Mercredi 12 Décembre 2018

Rubrique Entreprises

Le Candy crash

Le Candy crash

Après un mauvais trimestre, les actions de Candy Crush Saga ont connu une perte de valeur historique. Vu les réserves qu’avait soulevées l’introduction en bourse de la société, de nombreuses questions se posent quant à la pérennité de la société et des créateurs de jeux axés smartphone.

Quelques mois après son introduction en bourse, King Digital, l’éditeur du jeu Candy Crush, voit ses actions s’effondrer à la NYSE. Quelles sont les dessous de cet effondrement et surtout, les analystes ayant émis de vives critiques lors de l’introduction en bourse de la société avaient–ils raison ?

Un mauvais trimestre à la base de l’effondrement

Les actions de Candy Crush émises à la bourse de New-York ont perdu 24% de leur valeur, ne se cédant désormais qu’à 13.90$. Cette valeur, détrônant les 15.32$ enregistrés le 13 mai dernier est devenue la plus basse jamais enregistrée depuis l’introduction du King en bourse. A la base de cet effondrement, de mauvais résultats financiers. Au deuxième trimestre, les joueurs ont dépensé environ 611 millions de dollars dans les jeux de la société, soit 30 millions moins qu’au trimestre précédent. Cela représente une diminution d’environ 5%.

Cette diminution s’est manifestée de manière beaucoup plus prononcée au niveau de Candy Crush, le principal produit de la société. Ce jeu n’a enregistré qu’un chiffre d’affaires de 361 millions, ce qui représente une baisse de 16% par rapport au trimestre précédent. Les performances des autres produits n’ont pas su compenser le déclin de celle du jeu phare, remettant ainsi sur le tapis le problème de la grande dépendance de King Digital à Candy Crush. De manière plus globale, si le nombre de joueurs mensuels aux jeux de KDE a augmenté de 1% au cours du trimestre, celui des joueurs quotidiens a diminué de 3%.
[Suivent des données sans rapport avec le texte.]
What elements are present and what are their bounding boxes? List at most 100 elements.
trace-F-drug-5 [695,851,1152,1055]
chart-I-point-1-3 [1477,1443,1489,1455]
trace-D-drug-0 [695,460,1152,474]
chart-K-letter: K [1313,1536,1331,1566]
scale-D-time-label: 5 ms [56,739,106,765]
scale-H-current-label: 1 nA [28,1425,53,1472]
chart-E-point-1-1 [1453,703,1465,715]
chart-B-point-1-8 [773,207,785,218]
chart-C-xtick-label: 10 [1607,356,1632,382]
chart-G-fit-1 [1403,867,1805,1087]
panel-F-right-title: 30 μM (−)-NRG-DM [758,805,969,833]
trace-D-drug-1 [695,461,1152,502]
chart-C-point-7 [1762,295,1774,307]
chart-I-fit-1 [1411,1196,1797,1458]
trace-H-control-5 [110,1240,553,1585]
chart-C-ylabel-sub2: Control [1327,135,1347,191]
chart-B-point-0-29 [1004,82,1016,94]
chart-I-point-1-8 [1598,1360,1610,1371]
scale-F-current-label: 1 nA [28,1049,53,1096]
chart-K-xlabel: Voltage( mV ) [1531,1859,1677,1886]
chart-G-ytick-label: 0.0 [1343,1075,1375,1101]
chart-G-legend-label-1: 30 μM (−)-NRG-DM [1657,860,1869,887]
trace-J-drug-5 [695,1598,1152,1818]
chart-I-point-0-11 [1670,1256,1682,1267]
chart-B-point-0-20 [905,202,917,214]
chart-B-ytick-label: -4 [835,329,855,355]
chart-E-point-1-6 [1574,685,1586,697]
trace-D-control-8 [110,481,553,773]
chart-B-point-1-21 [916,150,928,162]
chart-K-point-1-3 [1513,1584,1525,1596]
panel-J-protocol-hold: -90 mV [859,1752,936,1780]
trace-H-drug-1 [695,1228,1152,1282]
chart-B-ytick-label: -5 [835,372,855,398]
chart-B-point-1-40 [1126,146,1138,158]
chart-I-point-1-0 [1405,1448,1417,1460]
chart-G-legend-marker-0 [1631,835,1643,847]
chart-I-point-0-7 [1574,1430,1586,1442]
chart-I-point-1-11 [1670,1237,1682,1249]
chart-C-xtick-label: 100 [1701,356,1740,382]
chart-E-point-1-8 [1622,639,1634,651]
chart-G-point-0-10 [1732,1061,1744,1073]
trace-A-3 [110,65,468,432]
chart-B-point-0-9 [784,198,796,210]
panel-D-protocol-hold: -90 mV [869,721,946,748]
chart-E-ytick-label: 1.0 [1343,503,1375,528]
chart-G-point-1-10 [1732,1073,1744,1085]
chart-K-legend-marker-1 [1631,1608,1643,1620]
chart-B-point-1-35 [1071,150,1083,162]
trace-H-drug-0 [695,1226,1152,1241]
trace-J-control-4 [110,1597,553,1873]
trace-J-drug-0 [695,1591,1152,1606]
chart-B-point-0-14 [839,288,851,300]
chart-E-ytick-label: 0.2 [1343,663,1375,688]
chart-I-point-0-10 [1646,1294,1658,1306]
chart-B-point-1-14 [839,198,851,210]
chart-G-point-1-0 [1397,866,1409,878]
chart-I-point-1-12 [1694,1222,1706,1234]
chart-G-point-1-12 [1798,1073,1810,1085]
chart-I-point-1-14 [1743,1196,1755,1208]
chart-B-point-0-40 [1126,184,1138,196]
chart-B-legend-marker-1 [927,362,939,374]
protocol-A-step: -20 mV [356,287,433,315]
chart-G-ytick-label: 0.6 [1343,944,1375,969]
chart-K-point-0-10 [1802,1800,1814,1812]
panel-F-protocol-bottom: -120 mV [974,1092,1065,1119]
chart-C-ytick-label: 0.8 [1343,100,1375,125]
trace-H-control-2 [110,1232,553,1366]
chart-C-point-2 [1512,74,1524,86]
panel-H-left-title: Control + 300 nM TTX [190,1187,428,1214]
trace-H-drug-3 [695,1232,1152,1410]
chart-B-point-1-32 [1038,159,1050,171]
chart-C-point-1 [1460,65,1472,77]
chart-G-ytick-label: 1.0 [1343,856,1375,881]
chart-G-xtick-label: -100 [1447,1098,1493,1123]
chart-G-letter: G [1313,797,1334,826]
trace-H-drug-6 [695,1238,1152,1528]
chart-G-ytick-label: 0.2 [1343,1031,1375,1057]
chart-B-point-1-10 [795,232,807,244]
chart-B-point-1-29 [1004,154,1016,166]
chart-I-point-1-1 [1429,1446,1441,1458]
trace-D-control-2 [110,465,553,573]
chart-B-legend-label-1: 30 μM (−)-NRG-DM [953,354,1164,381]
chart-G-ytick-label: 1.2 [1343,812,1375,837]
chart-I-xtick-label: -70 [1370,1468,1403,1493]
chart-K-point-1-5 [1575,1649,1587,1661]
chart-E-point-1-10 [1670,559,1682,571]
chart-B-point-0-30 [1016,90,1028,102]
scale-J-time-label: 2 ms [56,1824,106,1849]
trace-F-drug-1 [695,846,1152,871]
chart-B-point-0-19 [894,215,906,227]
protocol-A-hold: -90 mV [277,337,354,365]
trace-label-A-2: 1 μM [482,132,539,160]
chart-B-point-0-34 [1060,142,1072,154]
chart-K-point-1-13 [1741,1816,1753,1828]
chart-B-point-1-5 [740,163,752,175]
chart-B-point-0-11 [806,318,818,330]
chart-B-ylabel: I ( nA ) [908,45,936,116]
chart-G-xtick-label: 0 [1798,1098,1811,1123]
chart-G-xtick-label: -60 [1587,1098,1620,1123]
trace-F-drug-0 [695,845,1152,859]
Les raisons des mauvais résultats

Le co-fondateur et PDG du King Digital Entertainment, Riccardo Zacconi, a expliqué les raisons de la mauvaise performance du trimestre. Pour lui, elles sont principalement des facteurs extérieurs et la concurrence des autres éditeurs de jeux qui visent le même public que lui. Il a cité entre autres le jeu « Kim Kardashian : Hollywood » qui a connu une croissance très rapide, ainsi que « 2048 », le jeu de casse tête mathématique qui est l’un des plus téléchargés actuellement. Cette concurrence combinée à l’incapacité des autres produits du King à compenser les pertes enregistrées au niveau de Candy Crush ont mené au résultat que nous connaissons. Une diminution des achats est encore attendue par les dirigeants au troisième trimestre de l’année. La reprise n’est prévue que pour le quatrième trimestre, mais en attendant, des dirigeants du King essaient de rassurer les uns et les autres.

L’après effondrement

Même si les résultats de ce dernier trimestre ont été en dessous des espérances, Ricardo Zacconi a assuré que son entreprise continuait à bien performer. Il a en effet enregistré un bénéfice de 165.4 millions de dollars pour un flux de trésorerie net de 161.7 millions. Au point où la société a décidé de consacrer 150 millions de cette trésorerie à un dividende exceptionnel destiné à « améliorer les rendements de ses actionnaires ». Cependant, les analystes voient celui-ci comme un lot de consolation afin d'apaiser des actionnaires qui ne semblent pas rassurés de la situation. Ils réitèrent leurs avertissements et leurs réserves quant à la trop grande dépendance du King à Candy Crush.

Encore plus qu'au début du projet de capitalisation boursière, la question de rentabilité sur le long terme de jeux freemium capables de justifier d'une présence boursière se pose. La fébrilité actuelle ne serait-elle pas que la première étape d'une incompatibilité économique annoncée.